Very broadly speaking, under the ISDA Master Agreement, when a transaction is terminated early, a close-out payment is made under which one party pays the other the value of the terminated transaction as at the date of the early termination. The LBIE v LBF case came before the courts in the wake of a number of recent decisions dealing with the proper method of assessing that close-out payment under the 1992 form, including, most recently, the Court of Appeal’s decision last year in Lomas v JFB Firth Rixson.
In all of those cases, it was held that the assessment of the close-out payment had to be made on the basis of a ‘clean valuation’ – that is, on an assumption that the terminated transaction would have run to term, even if in fact that was unlikely to happen. The question is LBIE v LBF was whether the same assumption had to be made under the 2002 form. The judge at first instance, Briggs J, held that it did. The case concerned a portfolio of derivatives transactions between two Lehman companies, which had all been terminated automatically when the Lehman group failed in September 2008. Applying the ‘clean valuation’ principle, the judge held that, when assessing the close-out payment, the parties had to ignore any possibility that the transactions would have terminated early – even though in fact, under a side letter agreement that the parties had made, early termination was bound to occur.

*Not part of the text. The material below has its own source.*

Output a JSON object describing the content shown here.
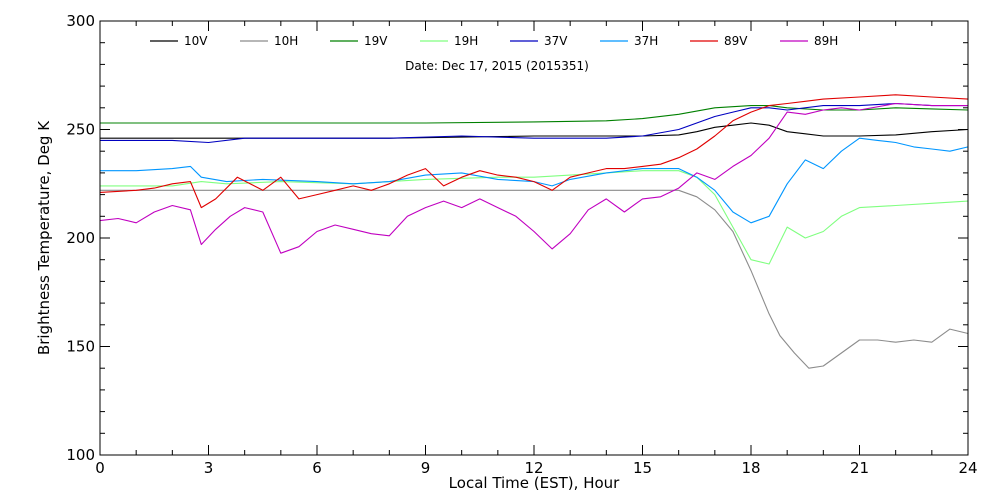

The Court of Appeal held that this was mistaken. Under the 2002 form, the party charged with valuing the terminated transaction must assess its value taking into account, first, all the payments that would have been made if the transaction had run to term – but then also taking into account any term of the terminated transaction that might have resulted in the transaction terminating early. This is the diametrical opposite of the conclusion reached by the Court of Appeal with respect to the 1992 form in ANZ v Societe Generale and it shows that the two forms can give rise to very different results.